UPDATED 11:33 EDT / OCTOBER 20 2011

NEWS

Virtual BlizzCon 2011 for $40: The Price of Eyeballs-Only Admittance

Conventioneering is a big deal for fans of popular culture media, although while comics really take the cake with ComicCon and Anime Expo, video games aren’t far behind with E3, PAX, and BlizzCon. The current hullaballoo centers around the upcoming BlizzCon 2011 which will be throwing open the doors of the Anaheim Convention Center in California. Expectations are high about revelations involving many Blizzard products including the next chapter if StarCraft 2, Diablo III, and World of Warcraft.

For those who cannot attend in person, Blizzard is once again offering BlizzCon virtual tickets for $40 a pop. The ticket price will net purchasers access to a livestream from the convention floor, keynote speeches, Q&A sessions, on-demand replay of missed events, and the concert at the end by the Foo Fighters. Accordingly the purchase will also come with “this year’s World of Warcraft pet and to-be-revealed StarCraft II in-game gift.” The virtual items from BlizzCon attendance have been highly valued in the past and are limited edition.

Time’s Techland blogger Keith Wagstaff ran a piece asking if $40 for a virtual ticket was worth the price—and past sell-outs have rang a clarion “Yes” from the fan base.

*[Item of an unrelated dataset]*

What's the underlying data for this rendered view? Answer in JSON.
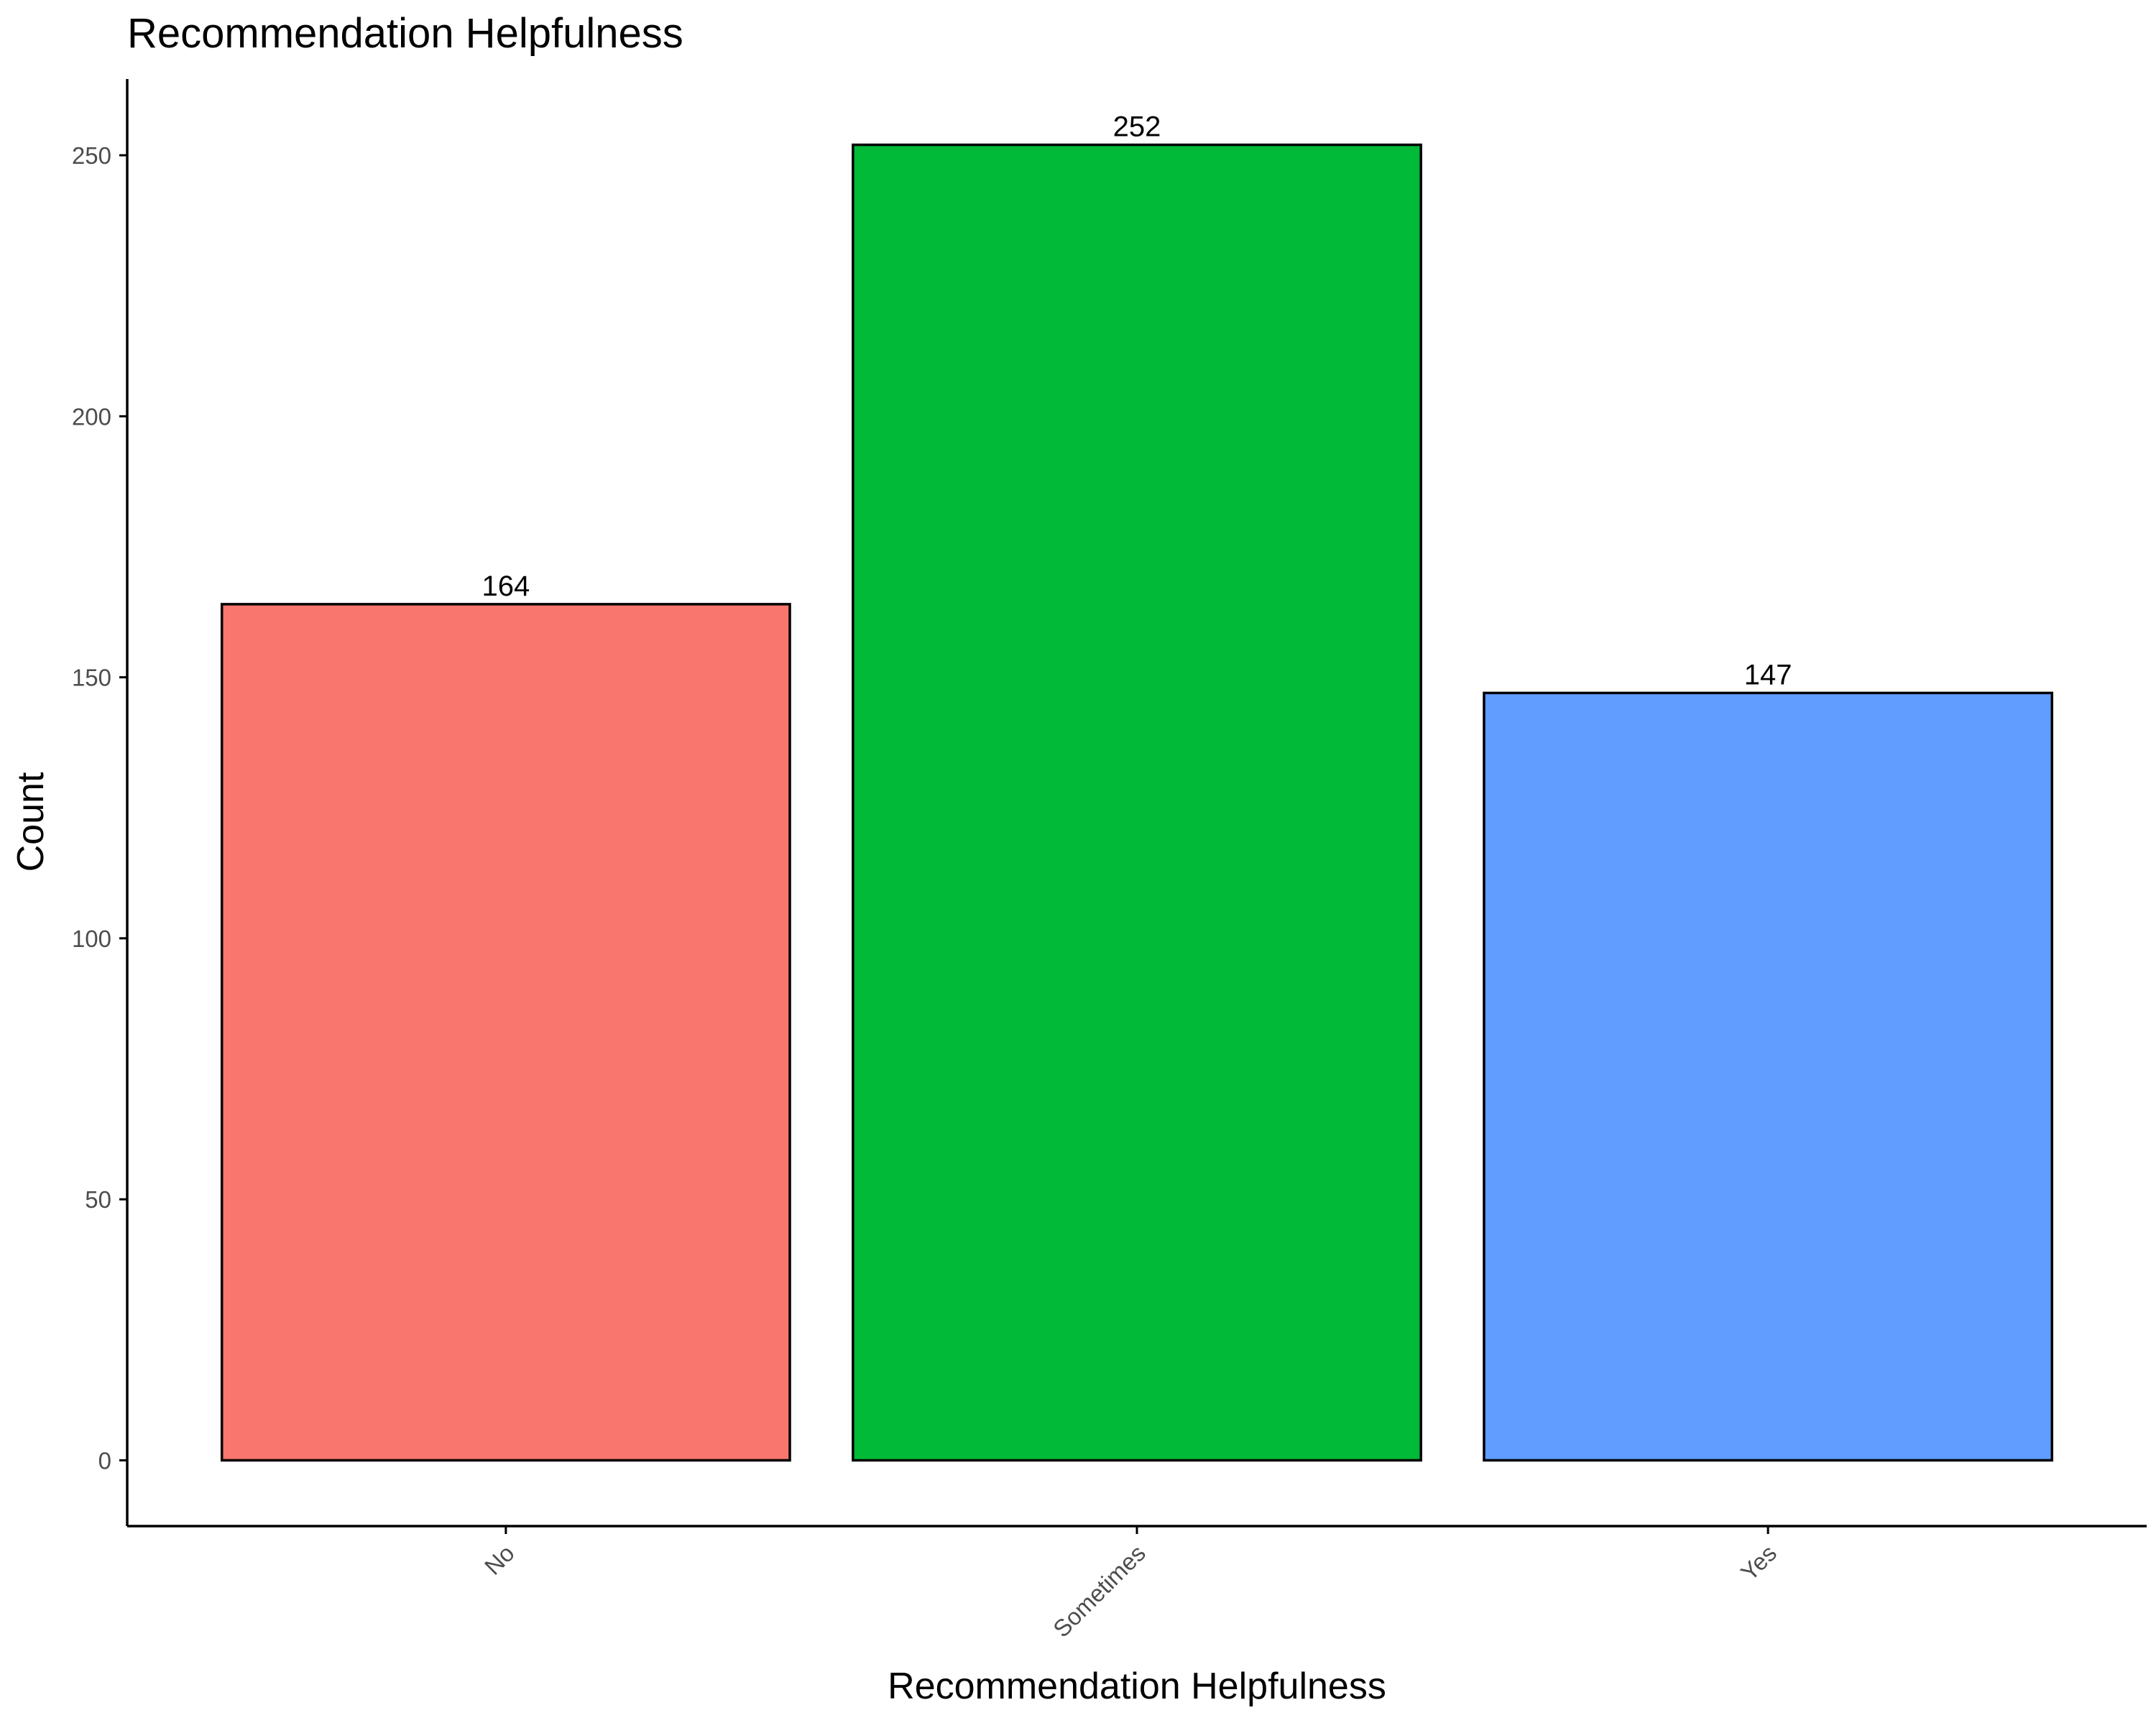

“Tickets usually sell out in seconds,” said Bob Colayco, PR manager for Blizzard. “We wanted a way for our fans who couldn’t come to be able to follow along with what was going on.”

BlizzCon tickets are already sold out. They ran for $175 a pop (4 per household) so the $40 virtual ticket is more than just a consolation prize; it’s a way to make sure that you don’t miss out on the festivities and allows you to do so for less than a quarter of the price of actually visiting—not to mention that you won’t have to expend further funds on lodging, food, and transportation.

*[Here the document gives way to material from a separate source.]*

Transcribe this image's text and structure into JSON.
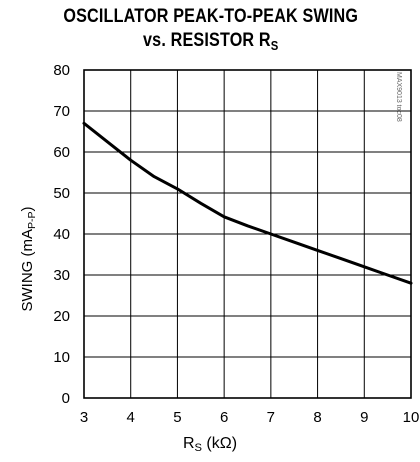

Blizzard products have a gigantic cultural appeal across the PC gaming scene, and promote a particularly notable impact in the massively multiplayer online gaming community—as a result, anyone who is anyone is either at BlizzCon, Skyping in, or watching via the livestream. Undoubtedly there will be a sudden splash of YouTUBE coverage lagging behind the stream as people at the convention begin to pound their podiums. Watch channels such as TradeChat for a good round-up of what’s going down at BlizzCon from an on-the-ground gamer perspective.

At this year’s BlizzCon 2011, I hope to see more news covering the release of Diablo II; especially Blizzard’s intent with the real money Auction House feature they’re planning. The ability to legitimately make money from a Blizzard product may have strange appeal to some of the more hardcore players who live their lives in the games—and could net the semi-casual players a little bit of a discount from their subscription costs. I am also looking forward to further news on the real-money-for-gold tradable pet introduced into World of Warcraft.

These communities and the MMO administrators are constantly at war with gold farmers and spammers looking to make a buck from the population; having a way for them to make their money legitimately might permit easier regulation and less need to use the ignore button. At the same time, it could threaten to collapse the current in-game economies (in the case of WoW) and fundamentally change how auction houses work in the Blizzard games for the future D3.